The world constantly changes across time and space, from day to day, from one place to another. And human beings are no exception, for we too are in transformation.
To begin with, our own lives as individuals are an exercise in adaptation. In their collectivities, peoples and their societies, cultures and civilizations change across the span of history. Human beings are enterprising agents of change, transforming their environments and, in the process, transforming themselves, thereby challenging any simple sense of a fixed, immutable human nature. And yet the human condition stubbornly remains and when, across time and distance, we recognize ourselves in others and others in ourselves, do we not recognize something enduring? Is there anything that captures simultaneously things in flux and things that do not change?
Of course there is, and that is poetry. Our languages, of course, are different and the ways in which we place words, phrases and sentences may vary, as do the forms and metres of our poetries. But poetry, through its diverse shapes and rhythms, draws us back to the dialogue of change and permanence in life itself.
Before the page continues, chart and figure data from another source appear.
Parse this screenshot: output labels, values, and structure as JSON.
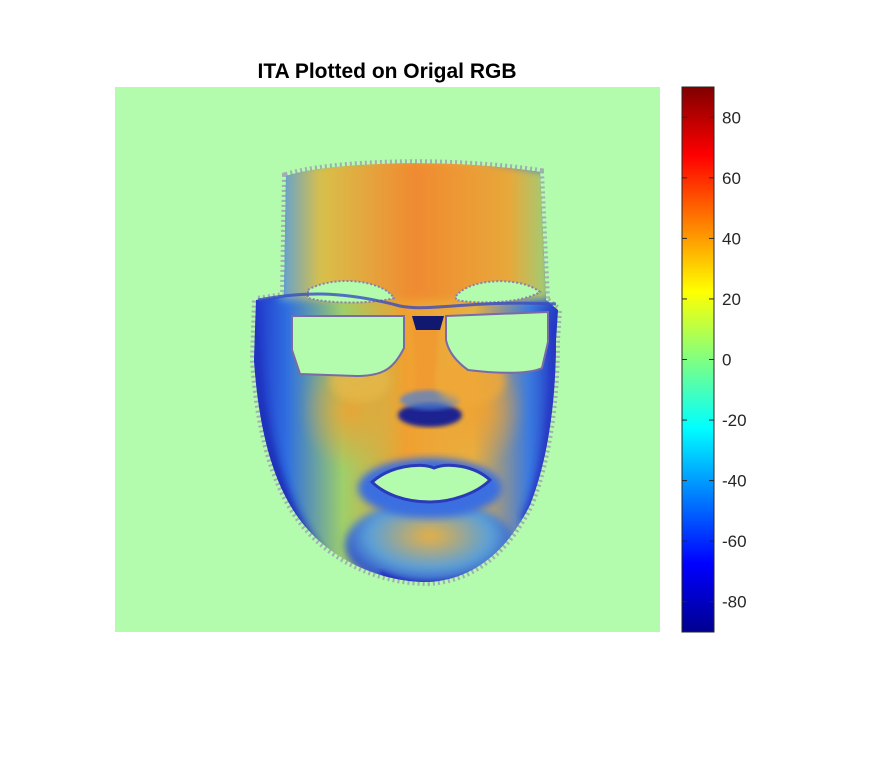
{
  "chart_data": {
    "type": "heatmap",
    "title": "ITA Plotted on Origal RGB",
    "image_description_kind": "face",
    "background_color": "#b3fbad",
    "colormap": "jet",
    "clim": [
      -90,
      90
    ],
    "colorbar": {
      "location": "right",
      "ticks": [
        80,
        60,
        40,
        20,
        0,
        -20,
        -40,
        -60,
        -80
      ],
      "tick_labels": [
        "80",
        "60",
        "40",
        "20",
        "0",
        "-20",
        "-40",
        "-60",
        "-80"
      ]
    },
    "axes_visible": false
  }
}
Through language, we express our different beliefs, values and experiences, and the plurality of this flow of identities makes up humanity. Poetry is a bridge between individuals and groups, helping us to know and understand each other and, indeed, ourselves. It articulates – sometimes simply, sometimes with deep complexity – our fears, hopes, yearnings and forebodings. In its highest forms, poetry is capable of expressing a truth which captures the essence of our shared humanity. And the beauty of poetry reminds us of the artistic heights which humankind can reach.
This year, we are celebrating the centenary of the birth of the great philosopher-poet, Leopold Sédar Senghor. He wrote: “It is enough to name something for the meaning beneath the sign to emerge.” Poetry is the great way of naming the world, its permanent features and its transformations, in a manner that delights the human spirit. Let World Poetry Day remind us of this magical capacity of poetry in all its forms.